Seizures deserve a special mention because apparently they’re common in dogs, and so many of the children I see are also afflicted with this condition. Dogtor J found that 100% of the seizures cleared when the diet was fixed, but it took work and time. I have seen the same type of thing happen in children, except the level of compliance hasn’t always been very good. It seems that changing the human diet presents challenges Dogtor J may not have had to contend with.
One thing I find disheartening is when parents go through all the trouble of eliminating gluten and casein from their children’s diets, but when they don’t see improvements after a few short months they decide that the old junk food diet was OK.
The problem is simply that they didn’t do enough, but they’re usually very close. It’s not that their children don’t improve because gluten and casein are fine for them – in almost every case the problem is that they’re sensitive to something else as well.

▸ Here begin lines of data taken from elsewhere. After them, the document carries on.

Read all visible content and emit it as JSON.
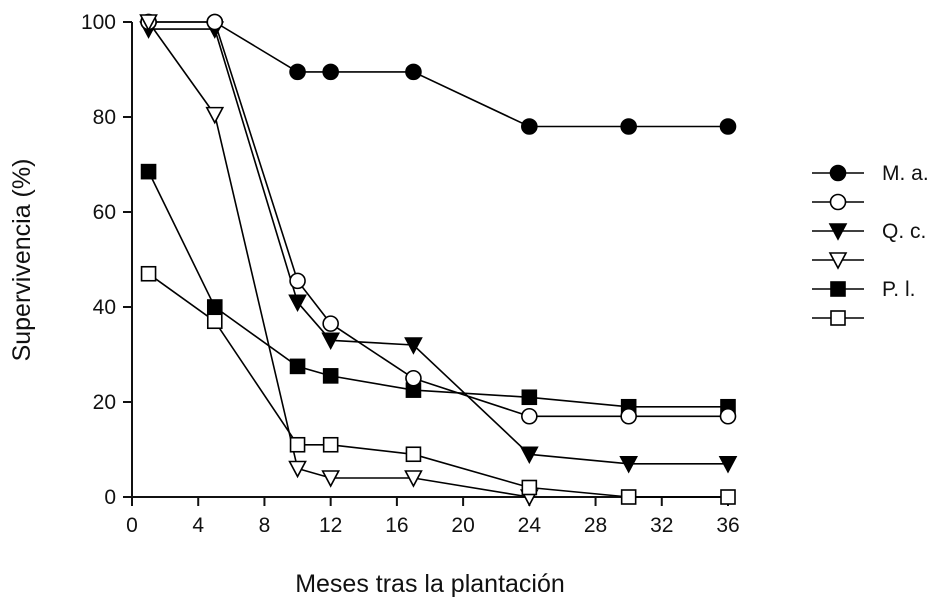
{
  "chart_data": {
    "type": "line",
    "xlabel": "Meses tras la plantación",
    "ylabel": "Supervivencia (%)",
    "xlim": [
      0,
      36
    ],
    "ylim": [
      0,
      100
    ],
    "xticks": [
      0,
      4,
      8,
      12,
      16,
      20,
      24,
      28,
      32,
      36
    ],
    "yticks": [
      0,
      20,
      40,
      60,
      80,
      100
    ],
    "grid": false,
    "legend_position": "right",
    "series": [
      {
        "name": "M. a.",
        "marker": "circle",
        "fill": "filled",
        "x": [
          1,
          5,
          10,
          12,
          17,
          24,
          30,
          36
        ],
        "y": [
          100,
          100,
          89.5,
          89.5,
          89.5,
          78,
          78,
          78
        ]
      },
      {
        "name": "",
        "marker": "circle",
        "fill": "open",
        "x": [
          1,
          5,
          10,
          12,
          17,
          24,
          30,
          36
        ],
        "y": [
          100,
          100,
          45.5,
          36.5,
          25,
          17,
          17,
          17
        ]
      },
      {
        "name": "Q. c.",
        "marker": "triangle-down",
        "fill": "filled",
        "x": [
          1,
          5,
          10,
          12,
          17,
          24,
          30,
          36
        ],
        "y": [
          98.5,
          98.5,
          41,
          33,
          32,
          9,
          7,
          7
        ]
      },
      {
        "name": "",
        "marker": "triangle-down",
        "fill": "open",
        "x": [
          1,
          5,
          10,
          12,
          17,
          24
        ],
        "y": [
          100,
          80.5,
          6,
          4,
          4,
          0
        ]
      },
      {
        "name": "P. l.",
        "marker": "square",
        "fill": "filled",
        "x": [
          1,
          5,
          10,
          12,
          17,
          24,
          30,
          36
        ],
        "y": [
          68.5,
          40,
          27.5,
          25.5,
          22.5,
          21,
          19,
          19
        ]
      },
      {
        "name": "",
        "marker": "square",
        "fill": "open",
        "x": [
          1,
          5,
          10,
          12,
          17,
          24,
          30,
          36
        ],
        "y": [
          47,
          37,
          11,
          11,
          9,
          2,
          0,
          0
        ]
      }
    ]
  }
}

Dogtor J embarked on a broad research project to understand how the human diet could have gone so wrong. Again he found fascinating data, including the fact that ancient wheat contained no more that 5% gluten. This means that ancient breads would literally have broken or crumbled and could not have been sliced easily or used to spread peanut butter (for example). But humans discovered a certain feature of wheat that made it more pliable than other grains and, without knowing it, they started a centuries-long endeavor to increase the gluten content of wheat, now estimated at more than 50% (of the protein in wheat).
What’s the problem with gluten anyway? It is a glue-like substance that makes stamps and envelopes sticky, as gluten-sensitive people know only too well. It is also used in some industrial binding agents. In the human digestive tract it does not lend itself to complete digestion and irritates the intestinal tract to varying degrees, depending on how well different groups of people have adapted genetically to it. For example, we know that in parts of the world where wheat has been consumed the longest, gluten intolerance is rare. At the other end of the spectrum, Ireland, where wheat was introduced only a couple of thousand years ago, has the world’s highest rate of celiac disease (gluten intolerance).
Casein was virtually absent from the human diet until the Middle Ages when dairy farms became established. Before that time, dairy in the human diet came from goat or sheep milk, which contain a different kind of casein from cow’s milk that is far easier for the human digestive system to break down.
In a more philosophical vein, Dogtor J theorizes that the great plagues of history did not just happen by accident. He believes that the infectious agents that caused the plagues had been with humanity all along but flared up only when detrimental changes in the human diet, such as the introduction of casein and high-gluten wheat, resulted in a weakened collective immune system. The plagues then were nothing more than natural selection at work eliminating those who were less able to adapt to the new foods.
With the widespread introduction of soy protein and our modern society’s shift to mostly packaged foods, humans have made another major negative shift in diet, comparable to the introduction of gluten or casein. I hope this doesn’t mean we’re getting ready for another plague!